Deux demandes de licenciements rejetées. Serge Roudaut est le seul salarié de son entreprise depuis 15 mois. "Je suis en dispense d’activité. Je suis le seul salarié d’une usine qui n’existe plus ! Je suis payé, je continue à accumuler les congés payés. Mais on ne m’a pas imposé l’obligation d’être présent, donc je reste chez moi. De toute façon, l’usine a été complètement vidée. Il ne reste même plus un balai…" Ce n'est pas faute, de la part de sa direction, d'avoir demandé son licenciement. Mais par deux fois, la demande a été rejetée par l'inspection du travail puis la ministre du Travail pour des vices de procédure.

Des situations ubuesques. Pour se voir signifier son troisième licenciement, Serge Roudaut a dû se rendre dans son ancienne usine pour signer l'ordre du jour du comité d'entreprise. "Le PDG est venu en personne de Belgique présider la réunion… où on était deux !", raconte-t-il. Il saura le 31 janvier si cette demande a été validée par l'inspection du travail. 

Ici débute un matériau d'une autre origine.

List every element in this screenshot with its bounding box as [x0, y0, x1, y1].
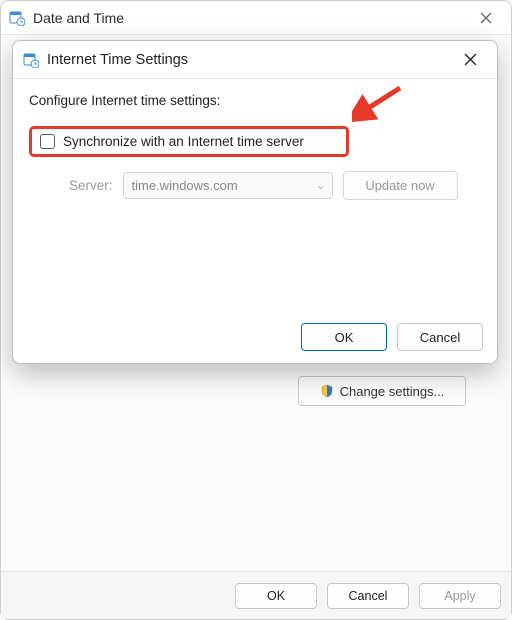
- change-settings-button[interactable]: Change settings...: [298, 376, 466, 406]
- calendar-clock-icon: [9, 10, 25, 26]
- change-settings-label: Change settings...: [340, 384, 445, 399]
- sync-checkbox[interactable]: [40, 134, 55, 149]
- shield-icon: [320, 384, 334, 398]
- modal-body: Configure Internet time settings: Synchr…: [13, 79, 497, 200]
- internet-time-settings-dialog: Internet Time Settings Configure Interne…: [12, 40, 498, 364]
- chevron-down-icon: ⌄: [316, 179, 325, 192]
- update-now-button[interactable]: Update now: [343, 171, 458, 200]
- modal-ok-button[interactable]: OK: [301, 323, 387, 351]
- modal-cancel-button[interactable]: Cancel: [397, 323, 483, 351]
- server-row: Server: time.windows.com ⌄ Update now: [29, 171, 481, 200]
- calendar-clock-icon: [23, 52, 39, 68]
- sync-checkbox-row[interactable]: Synchronize with an Internet time server: [29, 126, 349, 157]
- sync-checkbox-label: Synchronize with an Internet time server: [63, 134, 304, 149]
- server-combobox[interactable]: time.windows.com ⌄: [123, 172, 333, 199]
- modal-footer: OK Cancel: [301, 323, 483, 351]
- configure-label: Configure Internet time settings:: [29, 93, 481, 108]
- modal-titlebar: Internet Time Settings: [13, 41, 497, 79]
- parent-apply-button: Apply: [419, 583, 501, 609]
- modal-title: Internet Time Settings: [47, 52, 188, 68]
- modal-close-button[interactable]: [453, 46, 487, 74]
- parent-cancel-button[interactable]: Cancel: [327, 583, 409, 609]
- parent-footer: OK Cancel Apply: [1, 571, 511, 619]
- parent-ok-button[interactable]: OK: [235, 583, 317, 609]
- parent-close-button[interactable]: [469, 4, 503, 32]
- server-label: Server:: [69, 178, 113, 193]
- parent-window-title: Date and Time: [33, 10, 124, 26]
- parent-titlebar: Date and Time: [1, 1, 511, 35]
- server-combobox-value: time.windows.com: [132, 178, 238, 193]
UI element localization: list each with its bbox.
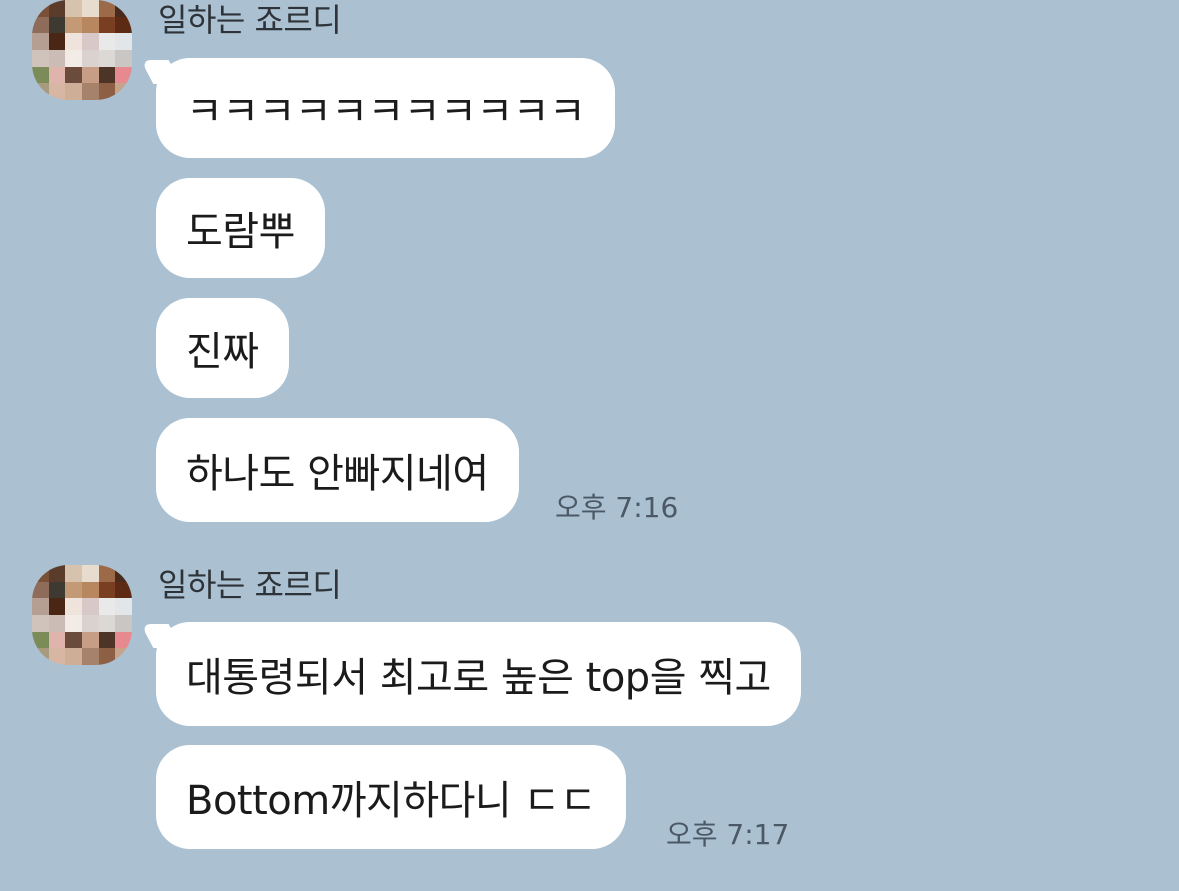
sender-name: 일하는 죠르디 bbox=[158, 566, 342, 604]
message-bubble[interactable]: Bottom까지하다니 ㄷㄷ bbox=[156, 745, 627, 849]
message-text: 진짜 bbox=[186, 329, 259, 375]
sender-avatar[interactable] bbox=[32, 565, 132, 665]
chat-room-messages: 일하는 죠르디 ㅋㅋㅋㅋㅋㅋㅋㅋㅋㅋㅋ 도람뿌 진짜 하나도 안빠지네여 오후 … bbox=[0, 0, 1179, 891]
message-bubble[interactable]: ㅋㅋㅋㅋㅋㅋㅋㅋㅋㅋㅋ bbox=[156, 58, 616, 158]
message-bubble[interactable]: 도람뿌 bbox=[156, 178, 325, 278]
message-text: Bottom까지하다니 ㄷㄷ bbox=[186, 778, 597, 824]
message-bubble[interactable]: 진짜 bbox=[156, 298, 289, 398]
message-text: ㅋㅋㅋㅋㅋㅋㅋㅋㅋㅋㅋ bbox=[186, 89, 586, 135]
message-text: 도람뿌 bbox=[186, 209, 295, 255]
message-timestamp: 오후 7:17 bbox=[666, 818, 790, 851]
message-text: 대통령되서 최고로 높은 top을 찍고 bbox=[186, 655, 771, 701]
sender-name: 일하는 죠르디 bbox=[158, 1, 342, 39]
message-bubble[interactable]: 하나도 안빠지네여 bbox=[156, 418, 519, 522]
sender-avatar[interactable] bbox=[32, 0, 132, 100]
message-text: 하나도 안빠지네여 bbox=[186, 451, 489, 497]
message-bubble[interactable]: 대통령되서 최고로 높은 top을 찍고 bbox=[156, 622, 801, 726]
message-timestamp: 오후 7:16 bbox=[555, 491, 679, 524]
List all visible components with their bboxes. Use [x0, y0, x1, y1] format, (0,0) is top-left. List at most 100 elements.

35 ans de carrière. En attendant, il a déjà prévu la suite. Si le licenciement est accepté, il pourra bénéficier du chômage pendant trois ans ce qui l'emmènera jusqu'à l'âge de la retraite. Quant aux indemnités de la part de son entreprise, il est prêt, là aussi. Son avocate a déjà déposé un recours aux prud'hommes pour "discrimination syndicale" sur son salaire pendant ses 35 ans de carrière. Serge Roudaut espère gagner 635.000 euros de dommages et intérêts. "Mais quoi qu’il arrive, l’année prochaine, la direction m’expédiera ma médaille du travail des 35 ans…", glisse-t-il.